Woodside’s production forecast for 2023 was lower than the market had expected while one of the company’s top executives has left for Fortescue.

Woodside has delivered a production forecast for 2023 lower than the market had expected.
Woodside has delivered a production forecast for 2023 lower than the market had expected.
The Australian Business Network

Project delays have forced Woodside Energy to deliver lower-than-expected guidance for its 2023 oil and gas production following its $40bn merger with BHP Petroleum.

The West Australian energy producer disappointed the market after forecasting 180-190 million barrels of oil equivalent, falling short of a 199 million boe consensus estimates and 203 million boe and 210 million boe from Barrenjoey and RBC Capital Markets respectively.

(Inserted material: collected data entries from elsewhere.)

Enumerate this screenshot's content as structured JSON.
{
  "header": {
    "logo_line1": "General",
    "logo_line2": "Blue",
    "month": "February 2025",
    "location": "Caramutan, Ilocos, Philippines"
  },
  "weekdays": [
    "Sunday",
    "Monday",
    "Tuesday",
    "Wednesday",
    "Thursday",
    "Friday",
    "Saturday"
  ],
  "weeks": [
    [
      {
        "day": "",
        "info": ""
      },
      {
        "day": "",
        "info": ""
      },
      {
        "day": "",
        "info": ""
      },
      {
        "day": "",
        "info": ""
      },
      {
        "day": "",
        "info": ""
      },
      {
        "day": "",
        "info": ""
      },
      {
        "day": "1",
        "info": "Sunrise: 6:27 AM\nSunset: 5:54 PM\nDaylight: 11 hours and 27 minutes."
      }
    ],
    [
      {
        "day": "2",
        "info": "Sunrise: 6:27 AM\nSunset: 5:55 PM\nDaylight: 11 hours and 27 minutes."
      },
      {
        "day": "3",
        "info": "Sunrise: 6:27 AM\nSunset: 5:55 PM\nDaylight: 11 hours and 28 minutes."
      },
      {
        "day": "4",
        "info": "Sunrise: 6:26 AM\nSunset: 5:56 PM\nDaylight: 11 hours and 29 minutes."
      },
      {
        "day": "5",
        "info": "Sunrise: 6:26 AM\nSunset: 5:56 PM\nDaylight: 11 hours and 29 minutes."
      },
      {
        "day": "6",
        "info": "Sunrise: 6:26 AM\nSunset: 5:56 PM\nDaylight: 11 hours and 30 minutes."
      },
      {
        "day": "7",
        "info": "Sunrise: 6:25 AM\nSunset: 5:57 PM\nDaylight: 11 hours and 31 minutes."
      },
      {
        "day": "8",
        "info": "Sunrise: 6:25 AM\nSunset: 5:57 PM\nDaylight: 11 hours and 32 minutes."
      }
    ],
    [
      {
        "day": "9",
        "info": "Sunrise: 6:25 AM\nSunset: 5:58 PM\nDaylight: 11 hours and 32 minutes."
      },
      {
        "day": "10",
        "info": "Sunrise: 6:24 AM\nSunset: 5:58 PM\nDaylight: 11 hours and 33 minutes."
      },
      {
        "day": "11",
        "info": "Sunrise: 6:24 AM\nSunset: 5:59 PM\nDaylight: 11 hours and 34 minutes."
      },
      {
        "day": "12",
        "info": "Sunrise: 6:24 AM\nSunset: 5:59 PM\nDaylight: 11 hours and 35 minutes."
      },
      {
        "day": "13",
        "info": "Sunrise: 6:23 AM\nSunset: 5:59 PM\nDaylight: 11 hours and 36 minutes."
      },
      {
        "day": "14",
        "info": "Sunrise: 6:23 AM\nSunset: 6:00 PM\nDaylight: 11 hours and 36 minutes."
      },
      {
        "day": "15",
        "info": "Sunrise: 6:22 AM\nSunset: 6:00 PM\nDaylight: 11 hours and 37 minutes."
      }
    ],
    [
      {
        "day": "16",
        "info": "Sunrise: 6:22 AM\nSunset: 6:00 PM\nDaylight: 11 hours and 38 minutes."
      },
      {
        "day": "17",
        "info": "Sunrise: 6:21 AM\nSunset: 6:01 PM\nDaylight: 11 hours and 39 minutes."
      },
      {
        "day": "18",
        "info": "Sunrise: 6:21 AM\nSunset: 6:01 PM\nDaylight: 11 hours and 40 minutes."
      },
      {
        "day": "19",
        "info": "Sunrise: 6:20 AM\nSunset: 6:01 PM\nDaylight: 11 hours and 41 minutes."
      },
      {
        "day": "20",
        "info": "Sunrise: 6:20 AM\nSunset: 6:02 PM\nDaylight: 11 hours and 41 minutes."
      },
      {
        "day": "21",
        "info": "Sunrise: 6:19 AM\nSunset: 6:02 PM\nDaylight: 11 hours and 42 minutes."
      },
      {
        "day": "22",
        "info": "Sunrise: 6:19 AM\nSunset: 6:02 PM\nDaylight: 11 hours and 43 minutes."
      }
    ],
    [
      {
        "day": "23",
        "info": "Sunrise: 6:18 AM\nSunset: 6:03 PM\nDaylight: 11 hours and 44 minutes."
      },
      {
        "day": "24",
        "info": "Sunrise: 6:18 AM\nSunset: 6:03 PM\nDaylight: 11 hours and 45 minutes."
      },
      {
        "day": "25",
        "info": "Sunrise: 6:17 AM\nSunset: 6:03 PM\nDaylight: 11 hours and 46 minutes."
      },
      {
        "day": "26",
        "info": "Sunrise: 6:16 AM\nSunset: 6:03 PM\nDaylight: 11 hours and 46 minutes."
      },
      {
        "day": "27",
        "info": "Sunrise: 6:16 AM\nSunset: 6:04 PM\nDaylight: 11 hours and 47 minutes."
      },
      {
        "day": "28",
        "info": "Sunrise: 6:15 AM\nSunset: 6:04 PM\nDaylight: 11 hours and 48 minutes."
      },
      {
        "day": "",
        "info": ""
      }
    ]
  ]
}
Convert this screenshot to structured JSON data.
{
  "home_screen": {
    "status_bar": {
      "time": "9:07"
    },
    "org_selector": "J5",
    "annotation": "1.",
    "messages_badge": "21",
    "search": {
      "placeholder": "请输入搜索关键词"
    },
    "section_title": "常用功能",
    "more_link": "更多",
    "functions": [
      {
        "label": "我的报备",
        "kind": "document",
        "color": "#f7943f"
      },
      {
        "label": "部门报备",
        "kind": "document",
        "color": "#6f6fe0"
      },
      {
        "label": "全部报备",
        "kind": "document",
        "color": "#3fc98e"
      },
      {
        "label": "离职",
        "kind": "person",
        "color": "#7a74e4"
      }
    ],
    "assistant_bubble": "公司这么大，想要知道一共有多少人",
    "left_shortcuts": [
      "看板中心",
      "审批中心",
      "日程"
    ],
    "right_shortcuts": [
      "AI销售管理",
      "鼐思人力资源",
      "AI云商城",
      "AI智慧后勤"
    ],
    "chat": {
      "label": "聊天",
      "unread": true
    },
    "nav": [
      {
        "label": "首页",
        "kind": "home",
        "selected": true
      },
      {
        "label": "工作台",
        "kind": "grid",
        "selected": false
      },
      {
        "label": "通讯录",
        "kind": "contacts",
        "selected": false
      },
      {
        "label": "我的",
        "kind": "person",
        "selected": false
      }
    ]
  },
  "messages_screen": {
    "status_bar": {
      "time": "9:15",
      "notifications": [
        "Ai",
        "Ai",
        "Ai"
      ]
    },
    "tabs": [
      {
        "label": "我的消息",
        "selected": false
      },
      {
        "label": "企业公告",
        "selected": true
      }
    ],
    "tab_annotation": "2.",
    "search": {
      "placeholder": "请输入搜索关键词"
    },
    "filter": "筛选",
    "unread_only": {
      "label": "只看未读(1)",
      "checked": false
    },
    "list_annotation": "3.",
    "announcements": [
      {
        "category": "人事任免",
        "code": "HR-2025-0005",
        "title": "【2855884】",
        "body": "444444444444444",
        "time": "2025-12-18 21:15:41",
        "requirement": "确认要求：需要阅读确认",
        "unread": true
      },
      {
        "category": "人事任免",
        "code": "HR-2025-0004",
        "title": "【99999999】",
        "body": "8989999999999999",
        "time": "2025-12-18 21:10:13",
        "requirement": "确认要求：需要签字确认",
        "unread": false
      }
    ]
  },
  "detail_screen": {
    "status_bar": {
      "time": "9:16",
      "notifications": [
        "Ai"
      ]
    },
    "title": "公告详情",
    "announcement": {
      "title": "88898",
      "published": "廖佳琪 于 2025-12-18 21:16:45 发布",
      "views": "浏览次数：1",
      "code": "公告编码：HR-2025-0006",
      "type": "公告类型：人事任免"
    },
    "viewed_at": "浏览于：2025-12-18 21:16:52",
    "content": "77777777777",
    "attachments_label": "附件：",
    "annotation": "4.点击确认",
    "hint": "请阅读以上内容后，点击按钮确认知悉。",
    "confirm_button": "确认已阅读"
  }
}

The blame in part lies with delays in delivering major projects.

Woodside pointed to supplies from its Sangomar development in West Africa’s Senegal arriving six months later than the market had anticipated, with volumes to now kick in during 2024.

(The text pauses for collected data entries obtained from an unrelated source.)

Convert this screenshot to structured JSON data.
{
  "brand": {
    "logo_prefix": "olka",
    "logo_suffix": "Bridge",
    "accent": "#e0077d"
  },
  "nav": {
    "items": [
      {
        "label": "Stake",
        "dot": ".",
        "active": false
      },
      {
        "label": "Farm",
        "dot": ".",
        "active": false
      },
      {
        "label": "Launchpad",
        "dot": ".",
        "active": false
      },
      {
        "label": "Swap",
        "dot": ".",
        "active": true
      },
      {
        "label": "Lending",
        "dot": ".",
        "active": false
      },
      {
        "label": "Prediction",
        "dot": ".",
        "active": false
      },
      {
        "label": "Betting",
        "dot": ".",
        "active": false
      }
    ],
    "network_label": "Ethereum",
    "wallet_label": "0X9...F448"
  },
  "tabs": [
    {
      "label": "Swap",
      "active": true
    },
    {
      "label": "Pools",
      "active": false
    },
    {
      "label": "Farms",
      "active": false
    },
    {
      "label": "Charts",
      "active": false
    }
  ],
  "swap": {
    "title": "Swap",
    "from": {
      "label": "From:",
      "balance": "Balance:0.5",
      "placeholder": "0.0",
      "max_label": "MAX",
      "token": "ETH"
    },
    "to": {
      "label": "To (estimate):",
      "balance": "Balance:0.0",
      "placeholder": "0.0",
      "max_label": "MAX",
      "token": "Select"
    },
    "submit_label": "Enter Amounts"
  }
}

The Mad Dog 2 oil expansion in the Gulf of Mexico will start up in mid-2023, along with a four-week outage at the Pluto LNG plant by June next year.

On Tuesday, Barrenjoey brokers downgraded Woodside to underweight, citing the risk of project delays and budget pressures, preferring Santos as its top sector pick.

“We think the cracks from execution risks are starting to show for Woodside given the Sangomar start-up has been delayed from 2023 to the second half of 2023 in August,” Barrenjoey analyst Dale Koenders said in a note issued before Tuesday’s guidance update from Woodside.

Woodside chief executive Meg O'Neill. Picture: Colin Murty
Woodside chief executive Meg O'Neill. Picture: Colin Murty

The broker also pointed to commissioning of the Sangomar offshore production ship moving from China to Singapore to mitigate pandemic-related labour constraints. Still, Woodside said construction of the production ­facility was now complete and it was about 70 per cent of the way through the overall delivery of Senegal’s offshore oil project.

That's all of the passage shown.